Recent Research Activities of Note
- I was Chair of the Organising Committee for the 4th International Conference on Memory (ICOM-4), which was held at the University of New South Wales in Sydney in July 2006. It was the largest ever specialist conference on memory involving 10 Keynote Speakers and over 650 delegates. This meeting, which included a Public Lecture on Memory and an interdisciplinary Art Exhibition (curated by Associate Professor Emma Robertson, UNSW) attracted significant public and media interest. ICOM-4 was featured on Australian TV, Australian and international radio, and in Australian and international print media. For more information, please see www.psy.unsw.edu.au/Groups/ICOM4/
- I was then a Member of the Organising Committee for the 5th International Conference on Memory (ICOM-5), which was held at University of York in York, UK, in August 2011 and welcomed over 1000 delegates.

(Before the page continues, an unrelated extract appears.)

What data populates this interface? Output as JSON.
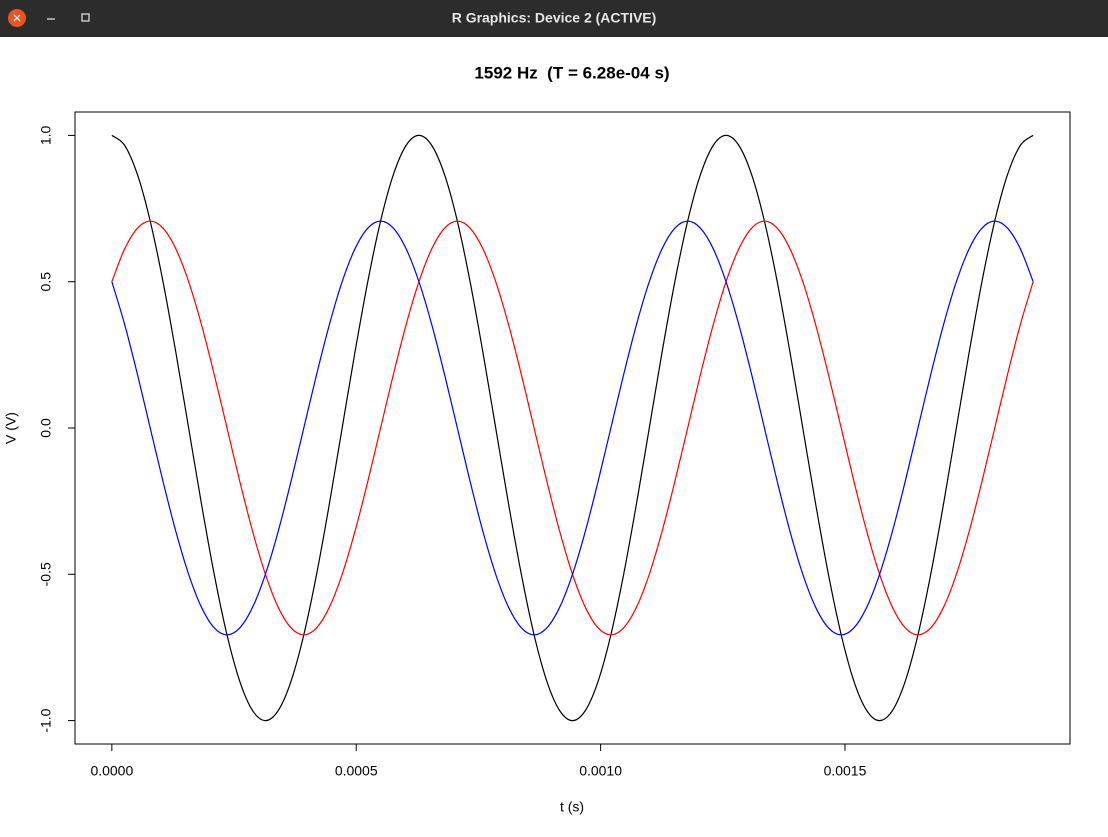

- In July 2006, I organised (with Professor John Sutton) a 1 day specialist meeting, “Collective Memory”, involving 14 leading scholars from psychology, philosophy, and social sciences. Based on this meeting, John Sutton and I co-edited a Special Issue of the psychology journal Memory on “Collective Memory: Theoretical and Empirical Approaches” published by Psychology Press, April 2008. Since then, in 2007, 2008, 2010, 2011, 2012 and 2013, we have organised annual “Memory Days”, inviting local and international scholars from a range of disciplines to present their research on memory.
- I collaborated with Professor Mike Nash (University of Tennessee) on an edited book entitled The Oxford Handbook of Hypnosis: Theory, Research, and Practice published by Oxford University Press, March 2008. As noted above, this book was awarded the 2009 Arthur Shapiro Award for the Best Book in Hypnosis from the Society for Clinical and Experimental Hypnosis (USA).
- Associate Professor Michelle Meade (Montana State University), Dr Celia Harris, Dr Penny Van Bergen, Professor John Sutton (Macquarie) and I currently are in negotiations with Oxford University Press to publish a second edited book called “Collaborative Remembering: How Remembering with Others Influences Memory”.